En mooi was het toch! Zóó mooi, dat de lieden op den straatweg, juist nu, elken dag er elkander op wezen en riepen: ‘Kijk eens!’ als ze er vóór langs gingen.
Dit had de herfst gedaan, die den wilden wingerd, reikend tot aan het dak kleurde fluweelig bruin, helder karmozijn en teêr rose. Als dan de wind door elkaâr dwarrelen deed de laag afhangende slingers, totdat al de nuances inéénvloeiden, dan - ja, dan moest men wel: ‘o, kijk eens!’ roepen, of men wilde of niet.
Doch die lof had nijd verwekt en stil in den nacht - als een, die weet, dat de menschen hem niet liefhebben - was de vorst gekomen. Met nijdige vingers had hij rondgewaard in de ranken en afgeknepen de fijne, puntige blaadjes één voor één.
Waar een enkele nacht den wreedaard geen tijd voor gelaten had, dat deed de tweede en derde en nu lagen ze daar, afgerukt wel, doch toch nog bekleedend den grond vóór het huisje met een bladeren tapeet van zeldzame kleurenschoonheid.
Vandaag vooral, nu de zon scheen te willen goedmaken 't kwaad door den vorst aangericht in den nacht en de berkenboschjes achter het woninkje in goudgloed afzette tegen een luchtblauw van zoo diepe innigheid, dat elk hard-geel blaadje er een vonkje door werd - vandaag vooral geleek het, of een jonge, schoone bruid in 't kleine huisje haar intrede zou doen en men haar komst er verbeidde. Ramen en glasdeuren stonden wijd open, zoodat de geurende herfstlucht door de kleine kamers stroomen kon en werkelijk - toen de herfstzon gerezen was tot boven 't glinsterend pannendak, toen was er een rijtuig gekomen, dat stilstond voor de deur van 't huizeke.

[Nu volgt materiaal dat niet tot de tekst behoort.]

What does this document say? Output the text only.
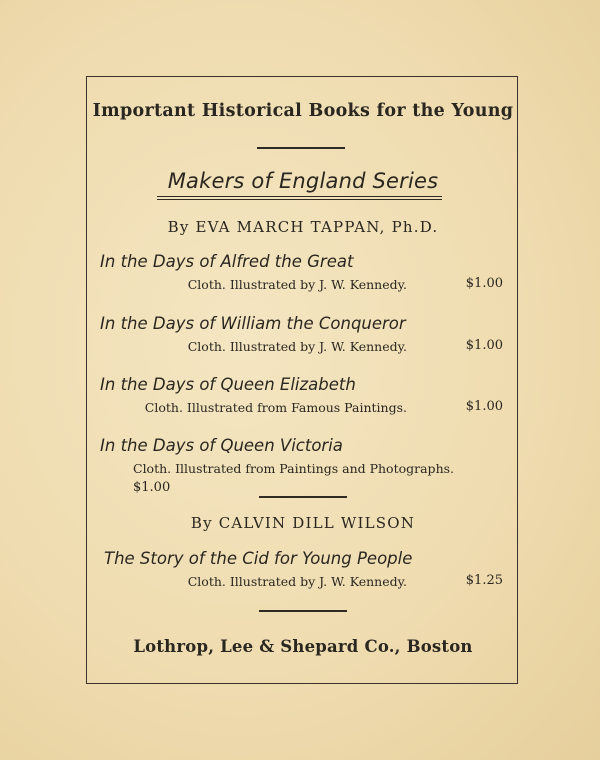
Important Historical Books for the Young
Makers of England Series
By EVA MARCH TAPPAN, Ph.D.
In the Days of Alfred the Great
Cloth. Illustrated by J. W. Kennedy.	$1.00
In the Days of William the Conqueror
Cloth. Illustrated by J. W. Kennedy.	$1.00
In the Days of Queen Elizabeth
Cloth. Illustrated from Famous Paintings.	$1.00
In the Days of Queen Victoria
Cloth. Illustrated from Paintings and Photographs.
$1.00
By CALVIN DILL WILSON
The Story of the Cid for Young People
Cloth. Illustrated by J. W. Kennedy.	$1.25
Lothrop, Lee & Shepard Co., Boston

Maar geen bruid was het die er uittrad, lachend en blozend opziend met stralende oogen tot den bruidegom, nu haar man. Neen, een niet meer jonge, niet schoone vrouw was uit het rijtuig getild, behoedzaam. Wel had zich de arm van den man, die haar begeleidde - droeg bijkans over het ruischende bladerenbed - teeder om haar heen gelegd, maar blijheid, de blijheid van hen, die zich een nestje bouwen om er hun geluk te kweeken, die was er niet geweest bij dit alles. Een ziekestoel was er naar binnengebracht met nog heel veel andere dingen en nu lag 't huizeke stil weêr, alsof niets er was daar binnen.

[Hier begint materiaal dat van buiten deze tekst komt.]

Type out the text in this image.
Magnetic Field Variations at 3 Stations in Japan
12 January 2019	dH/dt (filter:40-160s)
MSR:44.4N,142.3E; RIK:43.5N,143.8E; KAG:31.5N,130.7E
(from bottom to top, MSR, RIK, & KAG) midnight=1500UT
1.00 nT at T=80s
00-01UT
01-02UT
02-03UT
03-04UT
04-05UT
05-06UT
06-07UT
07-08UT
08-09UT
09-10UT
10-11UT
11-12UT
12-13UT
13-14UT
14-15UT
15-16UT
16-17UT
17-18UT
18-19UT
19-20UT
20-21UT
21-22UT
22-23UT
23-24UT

Toch, wie met de herfstzon had mogen doordringen in de kleine woning, zou bemerkt hebben, dat geluk er woonde, al was het niet dat van een samen het leven beginnend jong menschenpaar. Op den lagen stoel voor het raam - daar waar de goudloovertjes der berken hun behaagziek spel dreven met de zonnestralen - nu eens ze opvangend, dan plots zich keerend naar de andere zijde - lag een kranke. Haar gelaat droeg de sporen van een leven, doorgemaakt in onverpoosden arbeid, zonder dat die arbeid ooit door uitspanning was afgewisseld. Het zou daardoor hard hebben kunnen schijnen - en dit ook zijn - indien niet een groote, dankbare liefde in haar oogen ware te lezen geweest telkens als zij ze opsloeg en ze bleven rusten, die oogen, op den jongen man - dezelfde die haar steunend leidde over het bonte bladtapeet bij hun komst in het woningske - en die daar zat nu, aan de tafel, niet ver van haar af, gebogen over een boek, waaruit hij haar voorlas iets, dat klonk als verzen van klassieke schoonheid. En wie haar gadesloeg, terwijl zij luisterde, moest tot de gevolgtrekking komen, dat tusschen deze beide menschen, hoezeer verschillend in leeftijd, zielen-harmonie niet ontbrak.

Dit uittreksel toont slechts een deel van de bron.